Что «во-вторых», я не знаю.
Инсульт был не тяжелый. Молчала и лежала свекровь не долго. Моя злость не успела уступить место жалости. Я с ненавистью мыла ей задницу, полы и варила бульоны.
Возвратилась к нормальной жизни она со словами:
— Видишь, как хорошо, что у тебя был выкидыш!

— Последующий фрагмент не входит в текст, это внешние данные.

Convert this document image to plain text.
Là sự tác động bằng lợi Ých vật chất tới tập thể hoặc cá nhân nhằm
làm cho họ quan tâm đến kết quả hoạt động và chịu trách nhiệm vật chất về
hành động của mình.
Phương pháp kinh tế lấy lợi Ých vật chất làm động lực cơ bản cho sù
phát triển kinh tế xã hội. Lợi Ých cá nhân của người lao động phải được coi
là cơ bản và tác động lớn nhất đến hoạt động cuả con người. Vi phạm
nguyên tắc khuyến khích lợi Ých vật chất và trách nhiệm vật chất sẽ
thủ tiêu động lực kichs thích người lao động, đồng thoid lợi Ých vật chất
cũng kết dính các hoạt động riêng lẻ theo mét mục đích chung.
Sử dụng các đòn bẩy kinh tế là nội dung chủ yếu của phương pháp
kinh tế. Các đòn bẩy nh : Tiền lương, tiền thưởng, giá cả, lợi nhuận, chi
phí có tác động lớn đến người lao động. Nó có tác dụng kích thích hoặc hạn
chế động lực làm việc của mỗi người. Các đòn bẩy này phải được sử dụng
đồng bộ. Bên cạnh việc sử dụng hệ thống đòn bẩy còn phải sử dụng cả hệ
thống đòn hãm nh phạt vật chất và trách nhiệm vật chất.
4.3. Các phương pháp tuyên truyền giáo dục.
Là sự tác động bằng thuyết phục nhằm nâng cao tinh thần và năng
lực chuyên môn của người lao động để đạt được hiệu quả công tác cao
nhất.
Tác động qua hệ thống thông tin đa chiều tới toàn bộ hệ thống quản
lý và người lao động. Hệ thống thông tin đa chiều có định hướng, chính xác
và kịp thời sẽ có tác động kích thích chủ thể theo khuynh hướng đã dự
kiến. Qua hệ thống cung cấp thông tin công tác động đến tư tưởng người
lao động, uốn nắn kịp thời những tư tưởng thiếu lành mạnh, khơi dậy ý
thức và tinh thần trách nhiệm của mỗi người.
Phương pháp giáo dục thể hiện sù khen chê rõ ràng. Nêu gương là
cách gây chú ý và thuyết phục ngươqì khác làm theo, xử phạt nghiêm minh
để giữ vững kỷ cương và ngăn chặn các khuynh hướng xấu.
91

Ему еще в юности, кажется, цыганка-дура нагадала большую любовь. Он посмеялся и забыл. Был счастливо женат, бездетен. Для него, выросшего среди многочисленных сестер и братьев, это скорее было удачей, чем разочарованием. Во всяком случае, проблема наследника его беспокоила мало. А для жены его эта легкость была и наказанием, и наградой. Она хотела детей страстно. Но он в эту страсть не вникал.
Он вообще не вникал в страсти.
Почти сорок счастливых лет он пытался делать свое дело. Вкладывал в него все, что мог. Был резок, вспыльчив, плохо сходился с властью. Однажды плюнул на все — уехал. Но за границей его не отпустило.
Напротив. Здесь открылись возможности, о которых он раньше не думал. Появились люди, деньги. Многое оказалось если не легким, то вероятным. Он верил в себя. Он видел себя только в деле. Вопросы времени и ресурсов уже не были такими острыми. У него получалось.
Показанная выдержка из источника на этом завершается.